According to Friskics, both audiences and artists have grown over the festival’s 30th anniversary.
“I think one of the most exciting things to see is that not only do we improve the audience experience, but the artists too,” she says. “I’m really proud of that. I see us as an initial pipeline for artists in central Florida to test new art and cut their teeth on new artistic endeavors, whether it’s production, drama, or lighting. ”
Taylor says that being someone who was not previously involved in the theater, Fringe opened up a realm of opportunity for her.
“It really inspired me to get involved more and write my own shows, tour my own shows and now produce the festival,” she says. “It’s really exciting and Fringe really does it for people. It inspires people and lets you confidently dive into your work and learn new things, which I think is the most valuable part of everything. ”
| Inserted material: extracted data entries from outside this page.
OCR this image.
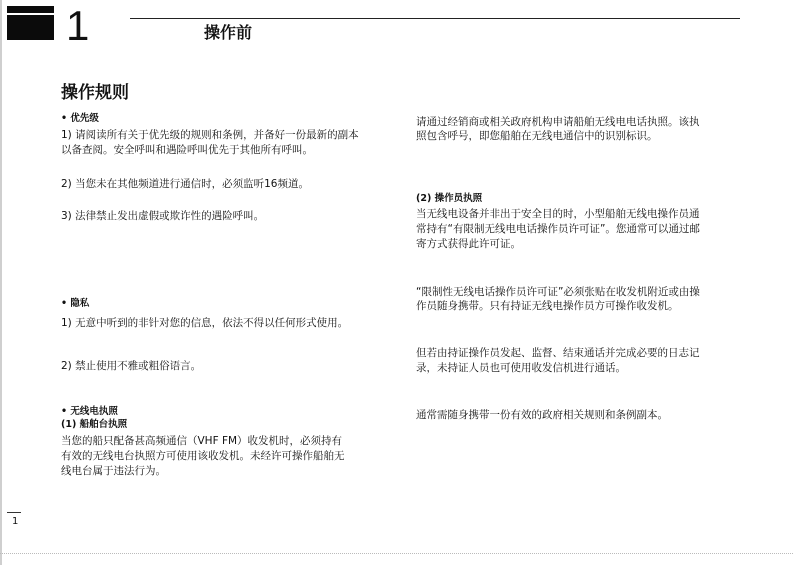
1	操作前
操作规则

• 优先级

1) 请阅读所有关于优先级的规则和条例，并备好一份最新的副本

以备查阅。安全呼叫和遇险呼叫优先于其他所有呼叫。

2) 当您未在其他频道进行通信时，必须监听16频道。

3) 法律禁止发出虚假或欺诈性的遇险呼叫。

• 隐私

1) 无意中听到的非针对您的信息，依法不得以任何形式使用。

2) 禁止使用不雅或粗俗语言。

• 无线电执照

(1) 船舶台执照

当您的船只配备甚高频通信（VHF FM）收发机时，必须持有

有效的无线电台执照方可使用该收发机。未经许可操作船舶无

线电台属于违法行为。

请通过经销商或相关政府机构申请船舶无线电电话执照。该执

照包含呼号，即您船舶在无线电通信中的识别标识。

(2) 操作员执照

当无线电设备并非出于安全目的时，小型船舶无线电操作员通

常持有“有限制无线电电话操作员许可证”。您通常可以通过邮

寄方式获得此许可证。

“限制性无线电话操作员许可证”必须张贴在收发机附近或由操

作员随身携带。只有持证无线电操作员方可操作收发机。

但若由持证操作员发起、监督、结束通话并完成必要的日志记

录，未持证人员也可使用收发信机进行通话。

通常需随身携带一份有效的政府相关规则和条例副本。

1
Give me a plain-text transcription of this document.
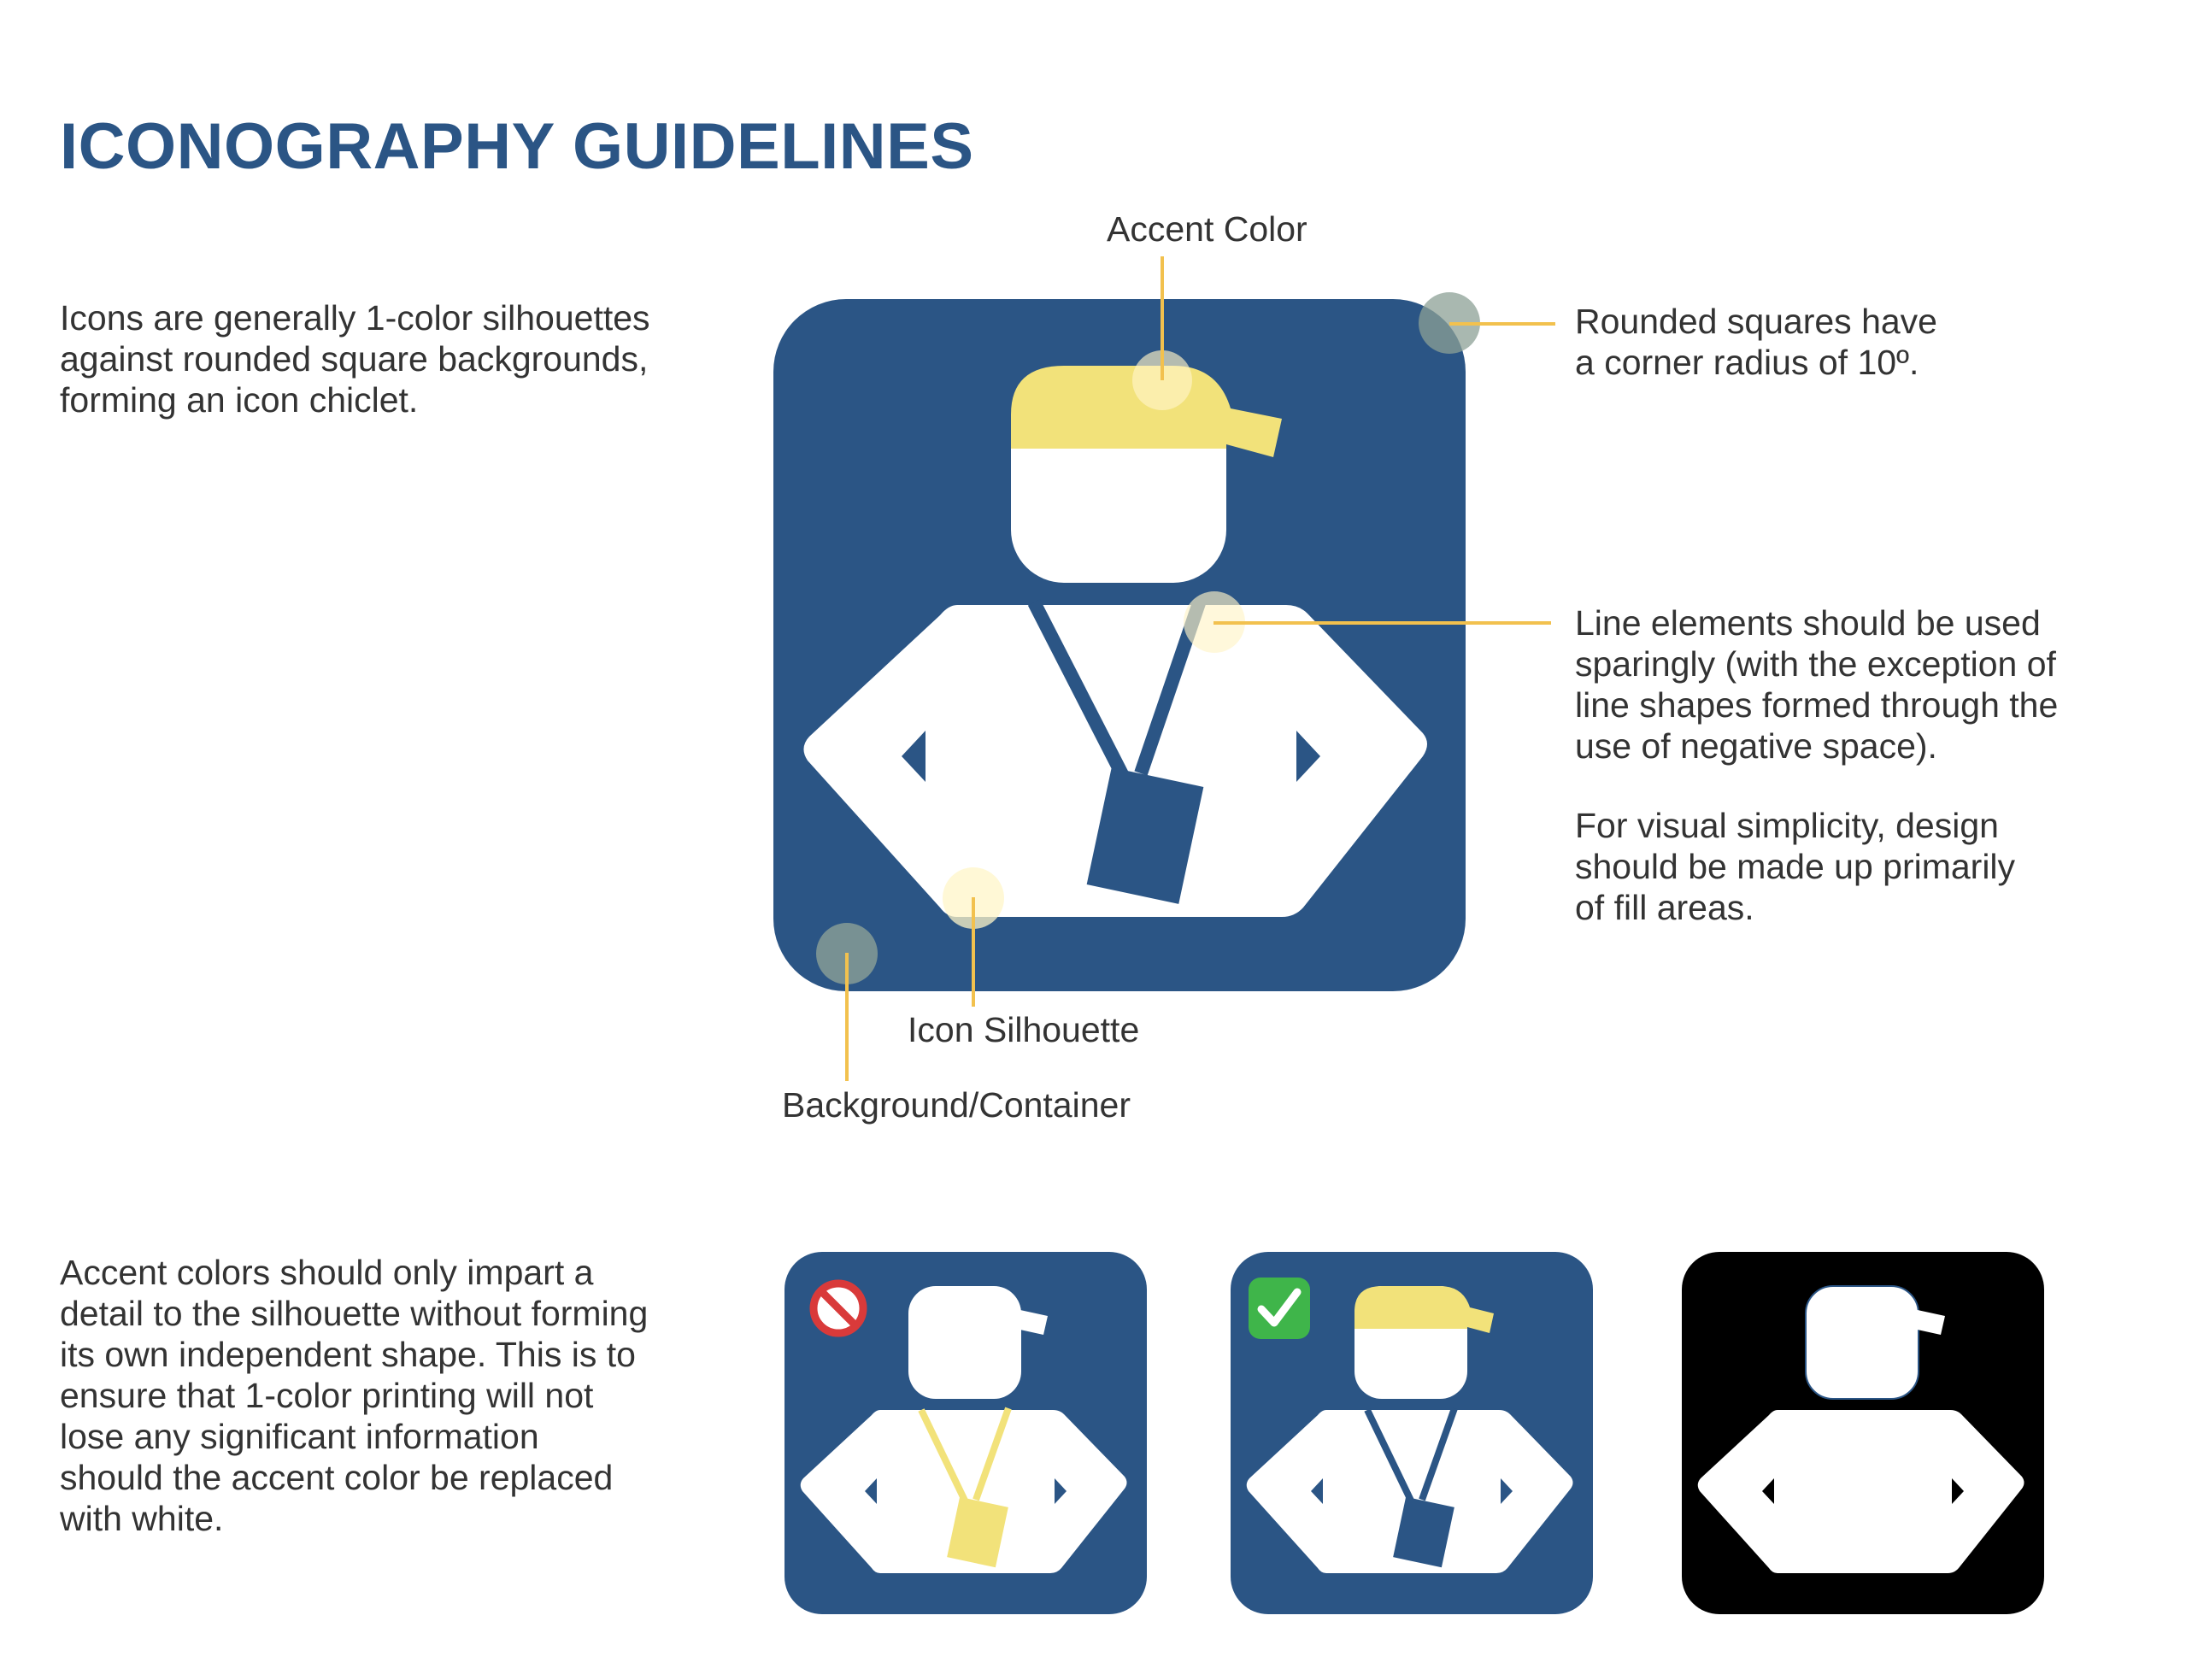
ICONOGRAPHY GUIDELINES

Icons are generally 1-color silhouettes
against rounded square backgrounds,
forming an icon chiclet.

Accent Color

Rounded squares have
a corner radius of 10º.

Line elements should be used
sparingly (with the exception of
line shapes formed through the
use of negative space).

For visual simplicity, design
should be made up primarily
of fill areas.

Icon Silhouette

Background/Container

Accent colors should only impart a
detail to the silhouette without forming
its own independent shape. This is to
ensure that 1-color printing will not
lose any significant information
should the accent color be replaced
with white.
Feliciano says this is her first time participating in the Fringe Festival as an artist.
“It was a very challenging, but extremely fun and exciting experience,” she says.
According to Friskics, Orlando Fringe has won the contract to host the World Fringe Congress in 2022, an event that brings together producers from over 300 fringe festivals around the world.
“It’s really exciting to raise the Orlando Fringe to make this global impact and to stay even more connected to the global fringe community,” she says.
Friskics hopes Fringe will continue to grow and expand.
“Orlando Fringe will last for many, many years.”